Improving Protein Solubility via Directed Evolution
Directed Evolution , Protein Solubility
A major hurdle facing in vitro protein characterization is obtaining soluble protein from targets that tend to aggregate and form insoluble inclusion bodies. Soluble protein is essential for any biophysical data collection and new methods are needed to approach this significant problem. Directed evolution can be used to discover mutations which lead to improved solubility using an appropriate screening method. Green fluorescent protein (GFP) has been shown to be an effective solubility reporter which can be used to screen for soluble protein variants.
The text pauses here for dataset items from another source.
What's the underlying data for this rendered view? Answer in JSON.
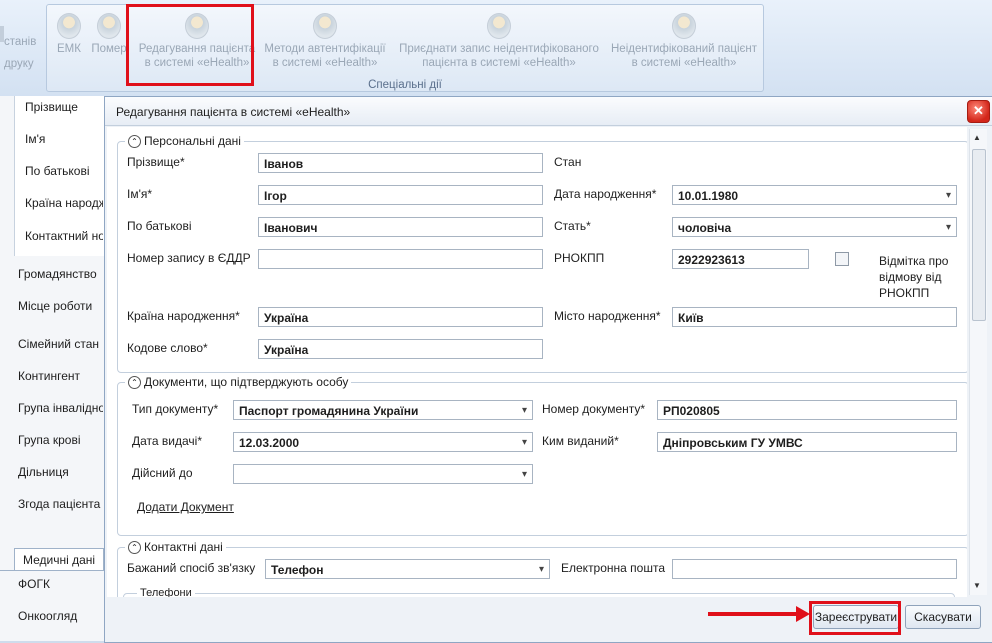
{
  "ribbon": {
    "left_partial": [
      "станів",
      "друку"
    ],
    "buttons": [
      {
        "l1": "ЕМК",
        "l2": ""
      },
      {
        "l1": "Помер",
        "l2": ""
      },
      {
        "l1": "Редагування пацієнта",
        "l2": "в системі «eHealth»"
      },
      {
        "l1": "Методи автентифікації",
        "l2": "в системі «eHealth»"
      },
      {
        "l1": "Приєднати запис неідентифікованого",
        "l2": "пацієнта в системі «eHealth»"
      },
      {
        "l1": "Неідентифікований пацієнт",
        "l2": "в системі «eHealth»"
      }
    ],
    "group_caption": "Спеціальні дії"
  },
  "sidebar": {
    "sub_items": [
      "Прізвище",
      "Ім'я",
      "По батькові",
      "Країна народж",
      "Контактний но"
    ],
    "items": [
      "Громадянство",
      "Місце роботи",
      "Сімейний стан",
      "Контингент",
      "Група інвалідно",
      "Група крові",
      "Дільниця",
      "Згода пацієнта"
    ],
    "tab": "Медичні дані",
    "bottom_items": [
      "ФОГК",
      "Онкоогляд"
    ]
  },
  "dialog": {
    "title": "Редагування пацієнта в системі «eHealth»",
    "close": "✕",
    "personal": {
      "header": "Персональні дані",
      "surname_label": "Прізвище*",
      "surname": "Іванов",
      "name_label": "Ім'я*",
      "name": "Ігор",
      "patronymic_label": "По батькові",
      "patronymic": "Іванович",
      "edrr_label": "Номер запису в ЄДДР",
      "edrr": "",
      "country_label": "Країна народження*",
      "country": "Україна",
      "codeword_label": "Кодове слово*",
      "codeword": "Україна",
      "status_label": "Стан",
      "birthdate_label": "Дата народження*",
      "birthdate": "10.01.1980",
      "sex_label": "Стать*",
      "sex": "чоловіча",
      "rnokpp_label": "РНОКПП",
      "rnokpp": "2922923613",
      "refusal_label_1": "Відмітка про",
      "refusal_label_2": "відмову від",
      "refusal_label_3": "РНОКПП",
      "city_label": "Місто народження*",
      "city": "Київ"
    },
    "documents": {
      "header": "Документи, що підтверджують особу",
      "type_label": "Тип документу*",
      "type": "Паспорт громадянина України",
      "issue_label": "Дата видачі*",
      "issue": "12.03.2000",
      "valid_label": "Дійсний до",
      "valid": "",
      "number_label": "Номер документу*",
      "number": "РП020805",
      "issuer_label": "Ким виданий*",
      "issuer": "Дніпровським ГУ УМВС",
      "add_link": "Додати Документ"
    },
    "contacts": {
      "header": "Контактні дані",
      "method_label": "Бажаний спосіб зв'язку",
      "method": "Телефон",
      "email_label": "Електронна пошта",
      "email": "",
      "phones_header": "Телефони"
    },
    "buttons": {
      "register": "Зареєструвати",
      "cancel": "Скасувати"
    }
  },
  "colors": {
    "highlight": "#e0101a",
    "ribbon_bg": "#dde8f5",
    "dialog_bg": "#eef2f7"
  }
}
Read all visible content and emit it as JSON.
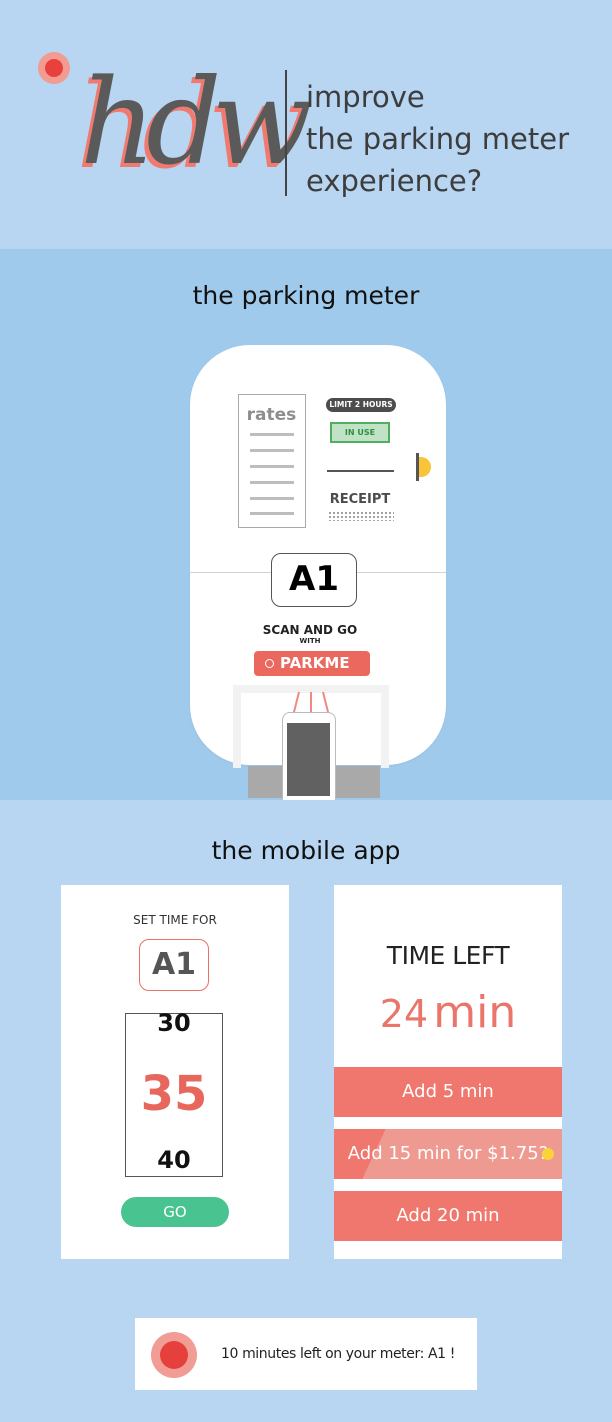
{
  "header": {
    "logo_text": "hdw",
    "title": "improve\nthe parking meter\nexperience?"
  },
  "meter_section": {
    "title": "the parking meter",
    "rates_label": "rates",
    "limit_badge": "LIMIT 2 HOURS",
    "status_badge": "IN USE",
    "receipt_label": "RECEIPT",
    "space_id": "A1",
    "scan_label": "SCAN AND GO",
    "with_label": "WITH",
    "brand_label": "PARKME"
  },
  "app_section": {
    "title": "the mobile app",
    "set_time_label": "SET TIME FOR",
    "space_id": "A1",
    "picker": {
      "prev": "30",
      "selected": "35",
      "next": "40"
    },
    "go_label": "GO",
    "time_left_label": "TIME LEFT",
    "time_left_value": "24",
    "time_left_unit": "min",
    "add_5_label": "Add 5 min",
    "add_15_label": "Add 15 min for $1.75?",
    "add_20_label": "Add 20 min",
    "notification": "10 minutes left on your meter: A1 !"
  },
  "colors": {
    "accent": "#e9756b",
    "go_green": "#49c490",
    "in_use_green": "#52ad62",
    "coin_yellow": "#f9c33a",
    "sky_light": "#b8d6f2",
    "sky_mid": "#9fcaec"
  }
}
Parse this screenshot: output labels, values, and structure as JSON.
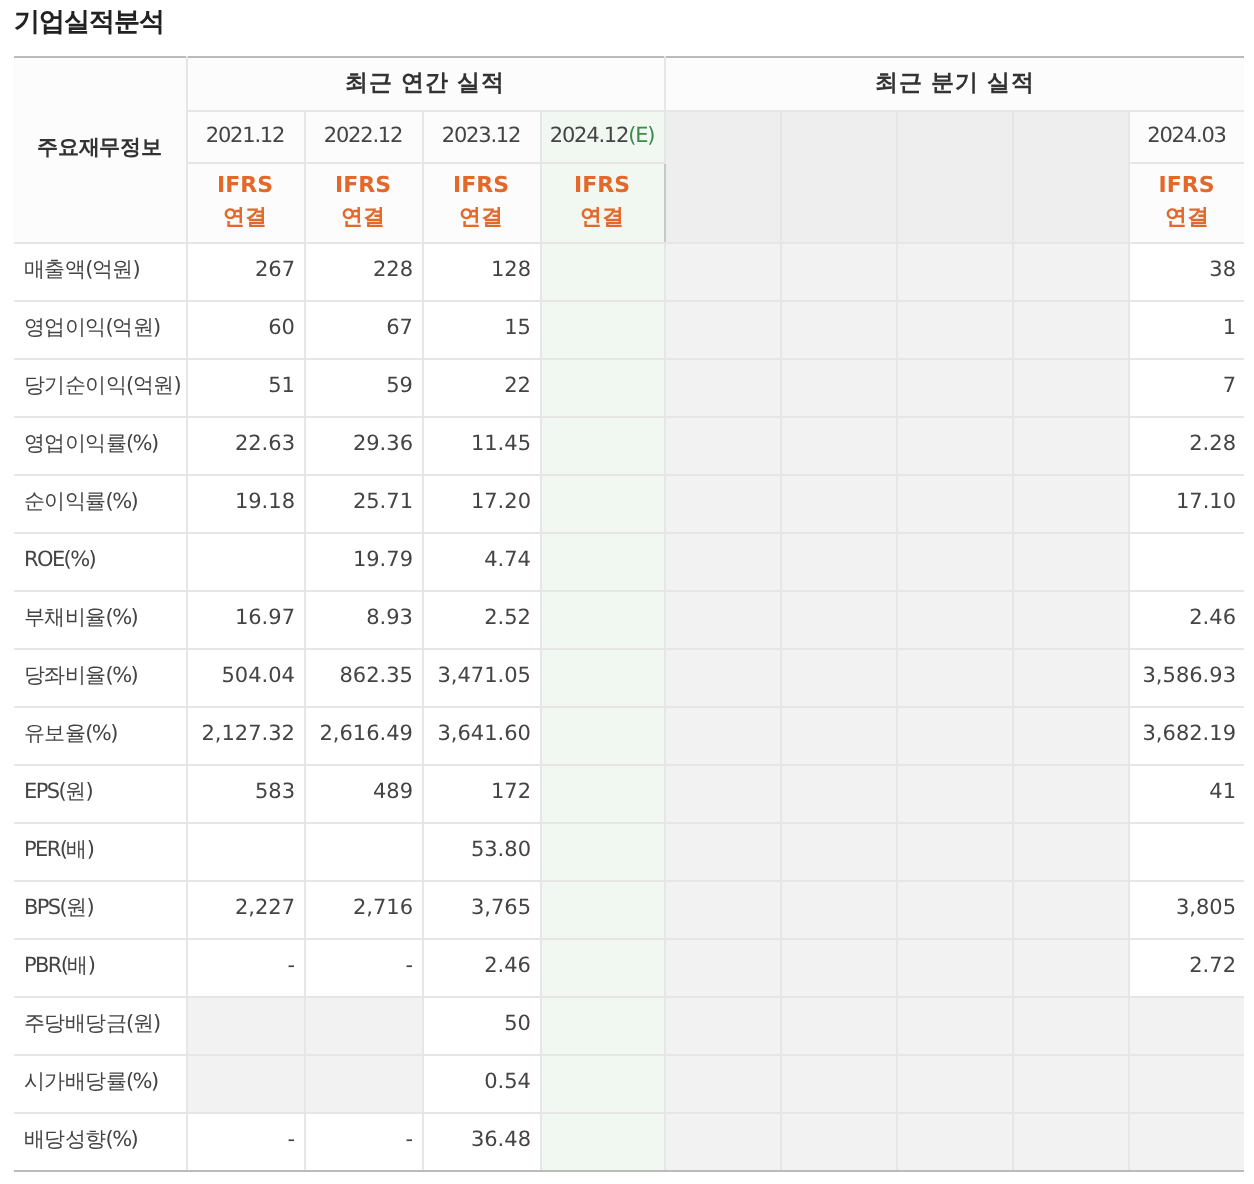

We have chosen three diverse enzymes as targets for improving protein solubility using this technique: arachidonate 5-lipoxygenase—an enzyme which converts fatty acids into leukotrienes, PhnG—an enzyme belonging to the bacterial carbon-phosphorus lyase pathway, and RebG—a glycosyltransferase. Error-prone PCR and DNA shuffling were used to generate libraries of mutants which were subsequently cloned into a GFP-fusion screening vector. From the evolution of 5LO and RebG, much was learned about the optimization of the protocols involved in this methodology, including valuable information about how to avoid common “false-positive” results in which fluorescent colonies arise while screening but do not represent an improvement of the target. Evolution of these two targets did not result in an improvement of solubility, however truncation strategies may still prove to be effective, and more work needs to be done in this area. Evolution of PhnG successfully produced one variant, named clone B6, which showed both an improvement in expression and folding over wild type PhnG. It was also discovered that GFPuv can act as an effective solubility enhancing fusion tag for PhnG. Prior to the current studies PhnG had not been effectively expressed and purified in E. coli , however purification and refolding of resolubilized inclusion bodies of the clone B6 PhnG-GFP fusion construct was shown to yield enough soluble protein for future crystallographic studies.